A Positive Approach to Studying Diversity in Organizations
Executive Summary — Considering that the topic of workplace diversity often garners unhappy discussions of prejudice, isolation, and conflict, it's not surprising that many researchers avoid the topic altogether. Only 5 percent of articles published in management journals from 2000-2008 included race or gender in their keywords. In this paper, Harvard Business School professors Lakshmi Ramarajan and David Thomas propose a positive approach to studying diversity, with hopes that this will lead managers to feel more positive about adopting diversity policies in the workplace. Key concepts include:
- Most workplace policies governing issues of race, gender, and sexual orientation come out of traditional studies that focus on discrimination.

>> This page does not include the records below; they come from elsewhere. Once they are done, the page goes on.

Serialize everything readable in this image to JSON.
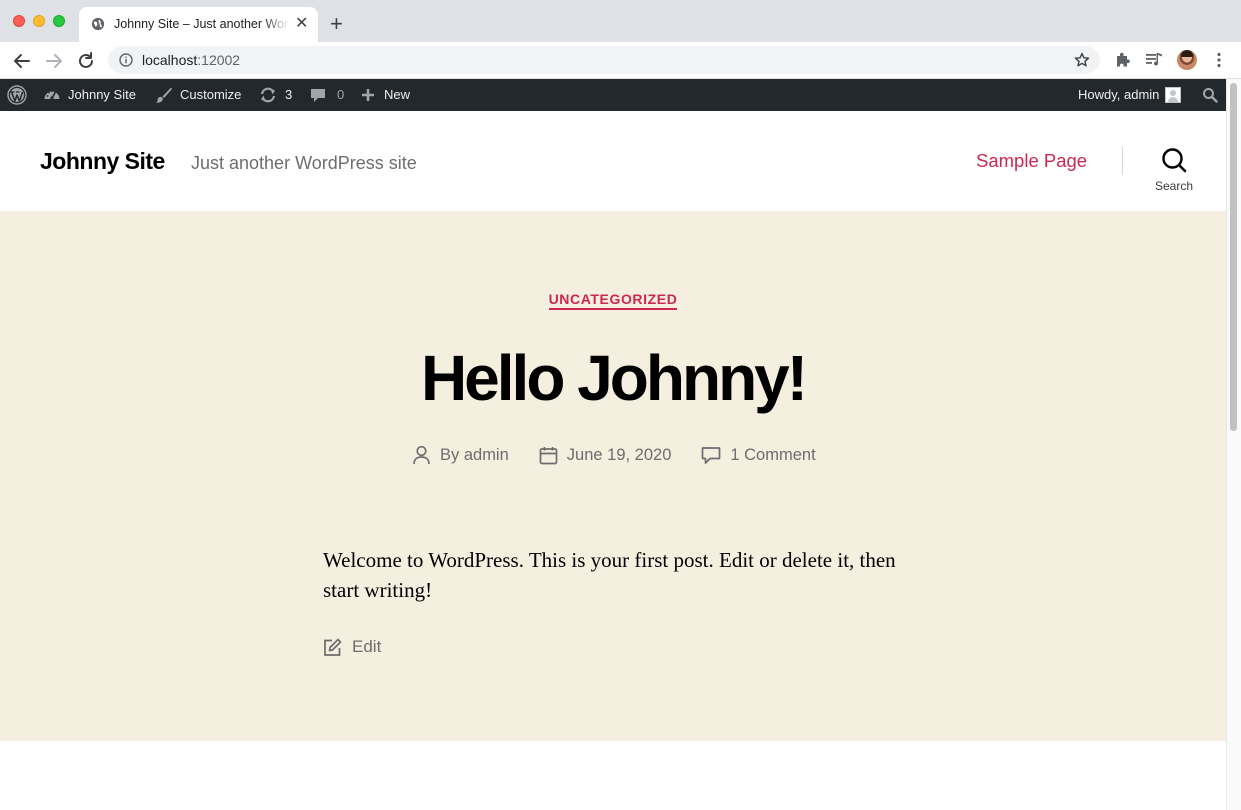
{
  "browser": {
    "tab": {
      "title": "Johnny Site – Just another WordPress site"
    },
    "url": {
      "host": "localhost",
      "port": ":12002"
    },
    "icons": [
      "back-arrow-icon",
      "forward-arrow-icon",
      "reload-icon",
      "info-icon",
      "star-icon",
      "extensions-icon",
      "media-queue-icon",
      "profile-avatar",
      "more-vertical-icon"
    ]
  },
  "admin_bar": {
    "site_name": "Johnny Site",
    "customize": "Customize",
    "updates_count": "3",
    "comments_count": "0",
    "new": "New",
    "howdy": "Howdy, admin"
  },
  "header": {
    "site_title": "Johnny Site",
    "site_description": "Just another WordPress site",
    "menu": [
      "Sample Page"
    ],
    "search_label": "Search"
  },
  "post": {
    "category": "UNCATEGORIZED",
    "title": "Hello Johnny!",
    "author": "By admin",
    "date": "June 19, 2020",
    "comments": "1 Comment",
    "content": "Welcome to WordPress. This is your first post. Edit or delete it, then start writing!",
    "edit": "Edit"
  },
  "colors": {
    "accent": "#cd2653",
    "entry_header_bg": "#f5efe0",
    "admin_bar_bg": "#23282d",
    "text_secondary": "#6d6d6d"
  }
}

- Because these policies are borne of these traditional studies, they often yield negative consequences--such as a manager refraining from honest discourse for fear of a discrimination lawsuit.

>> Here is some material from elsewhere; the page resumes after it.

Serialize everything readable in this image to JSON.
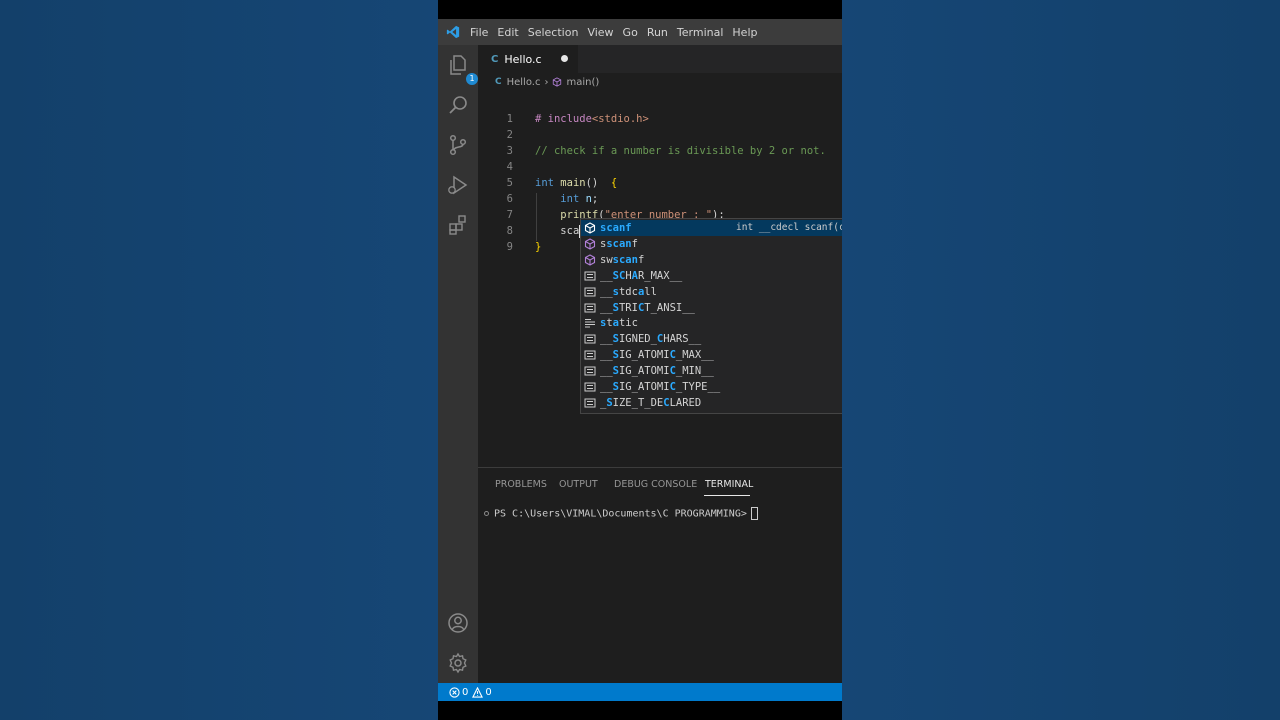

- A positive approach to diversity research could lead to policies that feel more organically productive and less threatening to managers.
In this article, we distinguish between positive findings in diversity research and a positive approach to studying diversity. First, we review and integrate research on diversity from organizational behavior, social psychology, and sociology from 1998 to 2010 that has already documented positive findings in relation to diversity. We discuss this research using two broad categories: (1) What is positively affected by diversity (positive for what)? This category consists of research that has shown instances of intergroup equality, positive intergroup relations, and the high performance of diverse groups. (2) When is diversity positive (positive when)? This category describes organizational and individual-level conditions under which intergroup outcomes, relations, and group performance are positive. Second, we discuss a positive approach to studying diversity and describe some examples of organizational scholarship that have taken such an approach. We also discuss some of the limitations of taking a positive approach to diversity and propose some ways that diversity scholars interested in taking a positive approach can overcome these limitations. By illuminating both positive findings in diversity research and a positive approach to studying diversity, we hope to spark more research that examines the beneficial and empowering aspects of difference for individuals and groups in organizations.